Nevertheless, I recently returned to my alma mater in hopes that the housing bust, financial meltdown, socialization of the financial sector and bleak prospects going forward would have opened a parallel path for at least a few heretics.  In response to a description of my success in forecasting, my work on state tax policy and my interest in the theory of multipliers and productivity (which appear later in this volume), the reply was pointed:

Dear Mr. Harvey,

Thank you for your email, it is always good to hear from former students, especially ones who have retained a deep interest in Economics.

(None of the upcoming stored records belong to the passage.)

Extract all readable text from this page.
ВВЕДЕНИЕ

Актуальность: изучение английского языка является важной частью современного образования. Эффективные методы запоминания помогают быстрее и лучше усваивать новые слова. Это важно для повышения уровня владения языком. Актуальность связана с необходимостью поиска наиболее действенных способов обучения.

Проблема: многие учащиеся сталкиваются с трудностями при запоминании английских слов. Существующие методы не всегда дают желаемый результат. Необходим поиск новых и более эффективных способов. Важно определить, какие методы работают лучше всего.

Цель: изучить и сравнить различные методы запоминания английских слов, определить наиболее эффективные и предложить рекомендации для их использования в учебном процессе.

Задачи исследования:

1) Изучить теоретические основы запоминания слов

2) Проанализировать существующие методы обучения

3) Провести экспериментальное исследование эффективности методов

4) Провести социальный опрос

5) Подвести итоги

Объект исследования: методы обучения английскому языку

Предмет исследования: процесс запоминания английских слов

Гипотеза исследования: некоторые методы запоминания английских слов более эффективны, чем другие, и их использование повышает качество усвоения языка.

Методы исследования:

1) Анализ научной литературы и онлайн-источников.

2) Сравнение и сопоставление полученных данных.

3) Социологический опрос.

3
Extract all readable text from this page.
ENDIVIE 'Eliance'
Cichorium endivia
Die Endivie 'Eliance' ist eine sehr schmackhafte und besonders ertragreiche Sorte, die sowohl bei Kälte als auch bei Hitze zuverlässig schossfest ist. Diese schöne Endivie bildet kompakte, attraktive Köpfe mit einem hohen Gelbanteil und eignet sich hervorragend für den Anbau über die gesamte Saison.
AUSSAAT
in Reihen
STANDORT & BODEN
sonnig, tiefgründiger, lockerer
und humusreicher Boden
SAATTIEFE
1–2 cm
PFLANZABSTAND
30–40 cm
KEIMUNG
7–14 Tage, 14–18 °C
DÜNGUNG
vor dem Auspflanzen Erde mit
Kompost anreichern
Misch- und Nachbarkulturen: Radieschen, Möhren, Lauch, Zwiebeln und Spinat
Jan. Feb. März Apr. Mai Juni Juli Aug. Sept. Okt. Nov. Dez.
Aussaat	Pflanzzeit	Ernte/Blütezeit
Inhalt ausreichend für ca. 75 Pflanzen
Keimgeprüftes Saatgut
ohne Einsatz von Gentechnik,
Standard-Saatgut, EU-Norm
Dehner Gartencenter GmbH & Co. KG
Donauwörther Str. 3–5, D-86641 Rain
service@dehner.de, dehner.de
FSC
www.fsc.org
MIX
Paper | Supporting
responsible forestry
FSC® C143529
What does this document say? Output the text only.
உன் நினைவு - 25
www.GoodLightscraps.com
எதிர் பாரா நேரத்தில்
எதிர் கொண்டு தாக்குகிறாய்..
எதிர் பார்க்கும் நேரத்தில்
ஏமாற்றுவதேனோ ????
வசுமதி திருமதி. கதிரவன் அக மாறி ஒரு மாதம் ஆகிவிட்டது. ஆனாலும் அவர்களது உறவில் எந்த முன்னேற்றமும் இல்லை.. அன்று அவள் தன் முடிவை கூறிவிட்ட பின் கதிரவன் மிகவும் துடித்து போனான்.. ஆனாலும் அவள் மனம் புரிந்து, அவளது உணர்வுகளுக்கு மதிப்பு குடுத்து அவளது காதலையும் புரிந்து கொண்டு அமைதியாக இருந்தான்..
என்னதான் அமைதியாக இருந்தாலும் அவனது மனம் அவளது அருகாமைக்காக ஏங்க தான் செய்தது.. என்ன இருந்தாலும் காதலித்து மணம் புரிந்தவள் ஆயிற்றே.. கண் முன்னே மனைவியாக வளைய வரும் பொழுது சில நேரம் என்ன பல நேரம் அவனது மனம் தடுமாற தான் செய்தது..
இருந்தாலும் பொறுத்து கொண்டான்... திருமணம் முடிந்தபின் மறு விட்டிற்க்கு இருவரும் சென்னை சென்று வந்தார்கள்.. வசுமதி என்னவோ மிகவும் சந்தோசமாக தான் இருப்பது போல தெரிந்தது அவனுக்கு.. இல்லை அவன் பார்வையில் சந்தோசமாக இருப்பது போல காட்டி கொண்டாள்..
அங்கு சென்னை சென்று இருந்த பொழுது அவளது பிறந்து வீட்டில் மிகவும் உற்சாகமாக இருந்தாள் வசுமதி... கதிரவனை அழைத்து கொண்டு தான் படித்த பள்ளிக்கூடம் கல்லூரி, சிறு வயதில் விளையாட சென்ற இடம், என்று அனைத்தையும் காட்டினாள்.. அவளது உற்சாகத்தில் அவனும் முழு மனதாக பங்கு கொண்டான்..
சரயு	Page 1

But I regret that the answer to your question about fitting into the Ph.D. program is almost certainly negative.  Like most other Economics departments, our Ph.D. program has become increasingly theoretical and mathematical over time.  As a result, we generally accept only individuals who have taken a heavy dose of calculus, linear algebra, and mathematical statistics in the recent past, because a solid foundation in all three is necessary to master the first-year core courses.
One presumes the theory is not Keynesian.  Certainly the mathematics has been disgraced by the absence of results, and indeed the creation of loss, in the real world.  While I have good skills in all three areas, this response clearly indicated the department, having started down the road of irrelevance, would not be detouring any time soon. 

On one hand, it would be logical to be discouraged and frustrated.  So I am.  On the other hand, How much more to learn and trust these fallacies and then be forced to the choice of either admitting a life spent in error or denying  reality.  At least my forecasts work and my studies build on each other to a more complete understanding.

We see around us the rubble of an intellectual conceit, yet at the highest points still standing the debate is dominated by the architects who built the structure and claimed it would last forever.  Here I hope to offer the views of those not favored by academic elites or corporate subsidies.  I hope to consolidate the views of those who make sense, display the evidence that proves them right, and do it in a way that is accessible and useful to the reader's own understanding.

It is not simply that we must escape the errors of the past, no matter how great.  We must also move aggressively into a productive and sustainable future.  Standing around waiting will only serve the interests of the entrenched interests and increase the damage of the collapse now in progress.